Over the following academic year the ADLHS have maintained links with the participating schools and have presented each school with a resource pack including a dig diary, information sheets, replica artefacts and a DVD of films and images from the excavation. The resource pack was given to the school during a special Saxon-themed assembly organised and delivered by the ADLHS outreach team.

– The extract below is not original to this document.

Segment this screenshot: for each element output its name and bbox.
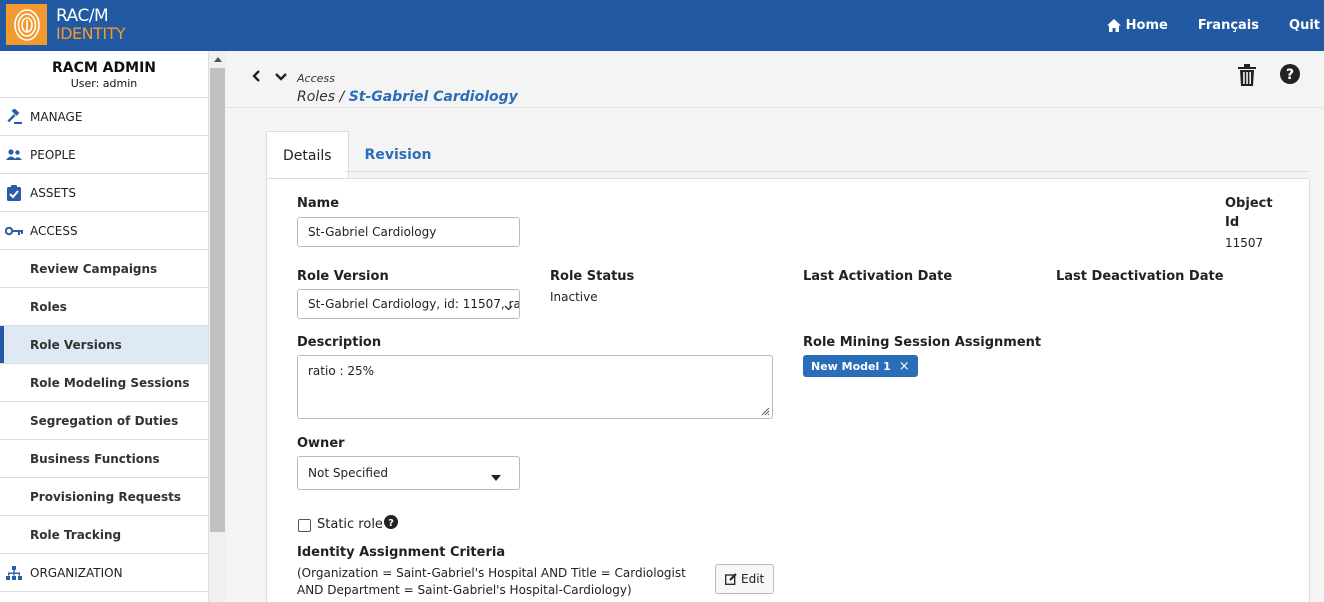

The project will conclude during the spring of 2012 with a conference featuring speakers from SCCAS, ADHLS and invited experts. This will coincide with the launch of the archive report of the excavation and of a specially commissioned reconstruction image of the Saxon occupation of the site.

Lessons learned

This was the third season of this training excavation, so there have been many opportunities to make improvements since the first dig in 2004. Out of the many changes made since 2004, the following are the main points:

  • Maximise the number of trained staff. Ideally there should be a ratio of three or four volunteers to each supervisor. Although this makes the project more expensive, the quality of the excavation, the archive and the finds recovery is far superior. Also this gives an opportunity for staff to gain confidence by teaching volunteers and demonstrating their expertise.
  • Use the expertise of the volunteers. Volunteers who have worked previously were often only too happy to train and help the newer recruits. Helping the visiting school pupils was also a great boost to the confidence of the volunteers and definitely helped them to consolidate and refine their skills and knowledge. If volunteers (or staff for that matter) show any particular aptitude or enthusiasm for a particular aspect of the project give them responsibility in this area.
  • Using volunteers might be one of the few ways that research excavations can be run during the present financial climate. Barbers Point demonstrates that a site of regional (possibly of national) importance can be run as a training excavation.